Here’s the twist. Skimming UK listings, you’ll find plenty of Data Engineer, Architect, and Analytics roles—but relatively few that explicitly call out “data cleansing” or MDM. The tooling parade is long (Spark, Snowflake, dbt), the quality work is a footnote, if present at all.
Why the omission?
- It’s not glamorous: “We prevent duplicate customers” doesn’t sparkle like “We stream billions of events.”
- One‑off myth: “We’ll cleanse during migration” (translation: we won’t revisit it).
- Ownership fog: If quality is “everyone’s job,” it becomes no one’s responsibility.
- Tool over outcome: Listing platforms feels concrete; promising “high‑integrity master data” sounds like homework.
So, are organisations confident—or just quiet? Two possibilities:
- They’ve nailed data quality and see no need to advertise it. (Rare, but bless them.)

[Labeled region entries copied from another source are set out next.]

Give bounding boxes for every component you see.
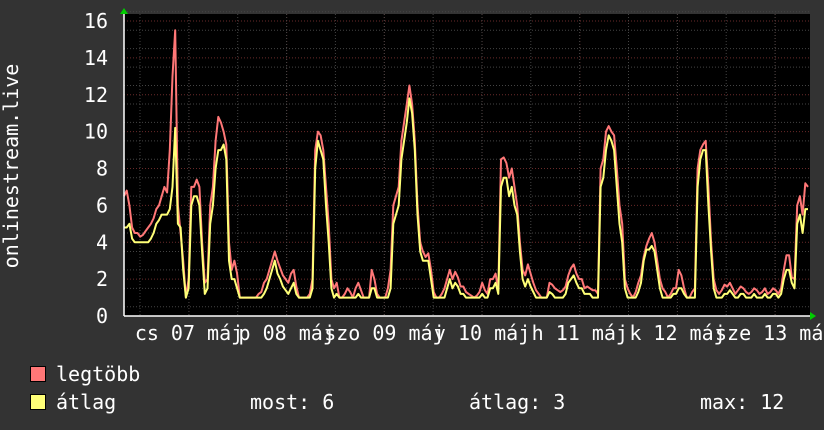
x-axis-arrow xyxy=(810,312,816,320)
stat-current: most: 6 xyxy=(250,390,335,414)
y-tick-label: 8 xyxy=(96,157,108,181)
x-tick-label: k 12 máj xyxy=(629,321,725,345)
y-tick-label: 16 xyxy=(84,9,108,33)
y-tick-label: 10 xyxy=(84,120,108,144)
y-tick-label: 2 xyxy=(96,267,108,291)
y-axis-label: onlinestream.live xyxy=(0,64,23,269)
chart: 0 2 4 6 8 10 12 14 16 cs 07 májp 08 májszo 09 máj… xyxy=(0,8,824,345)
x-tick-label: szo 09 máj xyxy=(324,321,444,345)
stat-average: átlag: 3 xyxy=(469,390,566,414)
legend-item-max: legtöbb xyxy=(30,364,140,384)
x-tick-label: v 10 máj xyxy=(434,321,530,345)
legend-swatch-avg xyxy=(30,394,46,410)
x-tick-label: h 11 máj xyxy=(532,321,628,345)
x-tick-label: cs 07 máj xyxy=(135,321,243,345)
x-tick-label: sze 13 máj xyxy=(715,321,824,345)
y-tick-label: 0 xyxy=(96,304,108,328)
y-axis-arrow xyxy=(120,8,128,14)
stat-maximum: max: 12 xyxy=(700,390,785,414)
legend-label-max: legtöbb xyxy=(56,362,141,386)
legend-label-avg: átlag xyxy=(56,390,117,414)
legend-item-avg: átlag xyxy=(30,392,116,412)
y-tick-label: 6 xyxy=(96,193,108,217)
legend-swatch-max xyxy=(30,366,46,382)
y-tick-label: 4 xyxy=(96,230,108,254)
x-tick-label: p 08 máj xyxy=(239,321,335,345)
y-tick-label: 12 xyxy=(84,83,108,107)
y-tick-label: 14 xyxy=(84,46,108,70)
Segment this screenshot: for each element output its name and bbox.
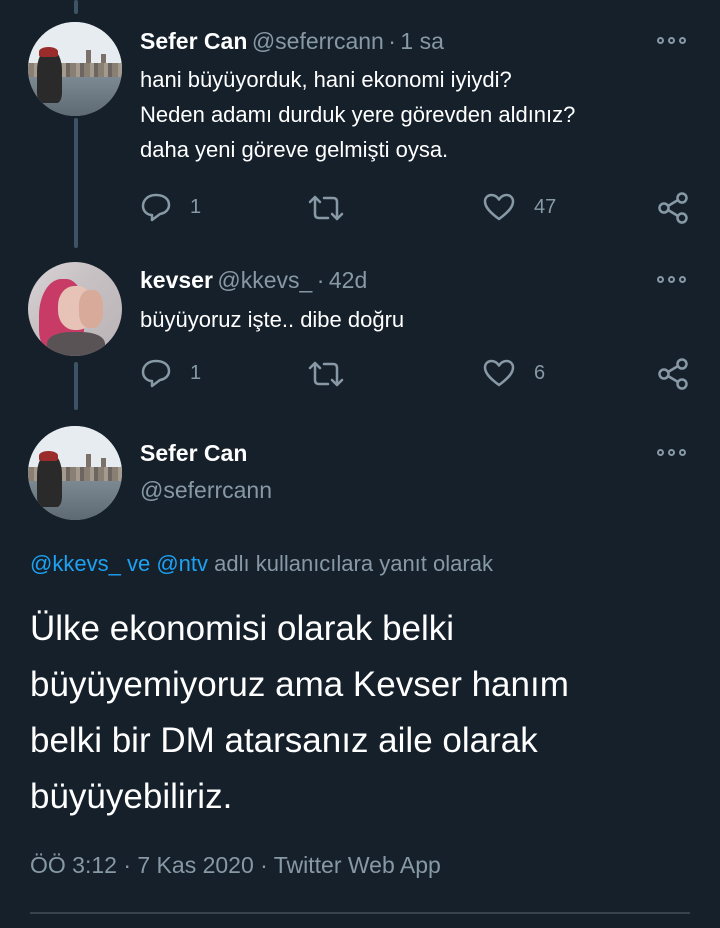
tweet-text: büyüyoruz işte.. dibe doğru [140, 302, 404, 337]
retweet-button[interactable] [306, 360, 346, 393]
divider [30, 912, 690, 914]
tweet-text-line: daha yeni göreve gelmişti oysa. [140, 137, 449, 162]
handle[interactable]: @seferrcann [140, 477, 272, 504]
reply-count: 1 [190, 195, 202, 218]
reply-button[interactable]: 1 [140, 192, 201, 222]
timestamp[interactable]: 42d [329, 267, 367, 293]
handle[interactable]: @seferrcann [252, 28, 384, 54]
reply-count: 1 [190, 361, 202, 384]
handle[interactable]: @kkevs_ [217, 267, 312, 293]
tweet-text: hani büyüyorduk, hani ekonomi iyiydi? Ne… [140, 62, 575, 167]
display-name[interactable]: Sefer Can [140, 28, 247, 54]
more-icon[interactable] [657, 276, 686, 283]
separator: · [316, 267, 325, 293]
tweet-header: Sefer Can @seferrcann · 1 sa [140, 28, 444, 55]
conjunction: ve [126, 551, 151, 576]
mention-link[interactable]: @ntv [156, 551, 208, 576]
tweet-text-line: Neden adamı durduk yere görevden aldınız… [140, 102, 576, 127]
like-count: 6 [534, 361, 546, 384]
tweet-timestamp[interactable]: ÖÖ 3:12 · 7 Kas 2020 · Twitter Web App [30, 852, 441, 879]
tweet-text-line: büyüyemiyoruz ama Kevser hanım [30, 665, 569, 704]
timestamp[interactable]: 1 sa [400, 28, 443, 54]
share-icon [658, 358, 688, 390]
display-name[interactable]: kevser [140, 267, 213, 293]
reply-button[interactable]: 1 [140, 358, 201, 388]
reply-context-text: adlı kullanıcılara yanıt olarak [214, 551, 493, 576]
retweet-icon [308, 361, 344, 387]
separator: · [388, 28, 396, 54]
tweet-text-line: büyüyoruz işte.. dibe doğru [140, 307, 405, 332]
like-count: 47 [534, 195, 557, 218]
thread-line-top [74, 0, 78, 14]
mention-link[interactable]: @kkevs_ [30, 551, 121, 576]
like-button[interactable]: 6 [482, 358, 545, 388]
share-button[interactable] [656, 358, 690, 395]
display-name[interactable]: Sefer Can [140, 440, 247, 467]
tweet-header: kevser @kkevs_ · 42d [140, 267, 367, 294]
reply-context: @kkevs_ ve @ntv adlı kullanıcılara yanıt… [30, 551, 493, 577]
thread-line-2 [74, 362, 78, 410]
retweet-button[interactable] [306, 194, 346, 227]
avatar[interactable] [28, 22, 122, 116]
more-icon[interactable] [657, 449, 686, 456]
share-button[interactable] [656, 192, 690, 229]
heart-icon [483, 193, 515, 221]
tweet-text: Ülke ekonomisi olarak belki büyüyemiyoru… [30, 601, 569, 825]
tweet-text-line: büyüyebiliriz. [30, 777, 233, 816]
like-button[interactable]: 47 [482, 192, 556, 222]
reply-icon [141, 359, 171, 388]
avatar[interactable] [28, 426, 122, 520]
heart-icon [483, 359, 515, 387]
avatar[interactable] [28, 262, 122, 356]
thread-line-1 [74, 118, 78, 248]
share-icon [658, 192, 688, 224]
more-icon[interactable] [657, 37, 686, 44]
tweet-text-line: hani büyüyorduk, hani ekonomi iyiydi? [140, 67, 512, 92]
retweet-icon [308, 195, 344, 221]
tweet-text-line: belki bir DM atarsanız aile olarak [30, 721, 538, 760]
reply-icon [141, 193, 171, 222]
tweet-text-line: Ülke ekonomisi olarak belki [30, 609, 455, 648]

- They’re under‑investing in MDM and cleansing, assuming modern stacks will magically fix semantics. (Common, and expensive.)
If the second sounds familiar, expect AI to amplify the wobble. Shiny pipelines are great. Shaky truths are costly.
A quick snapshot of UK job listings shows “data cleansing” appears, but not nearly as often as you’d expect given the stakes. Counts fluctuate and many boards scope by location, so treat this as directional, not definitive. Still, the pattern holds: tooling gets the headline; cleansing and MDM are quietly implied or omitted.
What to put in the job spec—no fluff
- Engineer: Implement and monitor data quality rules with automated alerts; design remediation playbooks.
- Architect: Define MDM patterns (golden records, survivorship, hierarchy management) and enforce propagation.
- Analytics: Model dimensions/facts against master data; treat KPI definitions as versioned contracts.
- Stewardship: Own core entity definitions; publish trust metrics (completeness, uniqueness, validity).
The punchline
Search engines made us sceptical; GenAI makes us decisive. That’s an upgrade only if your data deserves the confidence. Put cleansing and MDM on the critical path—and in the job descriptions. Otherwise, you’ll get authoritative answers that sound brilliant, cost real money, and quietly disagree with reality.
Single‑page snapshot: On one Reed results page (~12 postings visible), 2 explicitly used “data cleansing/data cleanse,” while ~10 leaned on adjacent phrasing (“data quality,” “preparation,” “migration”)—a suggestive gap, not a final verdict.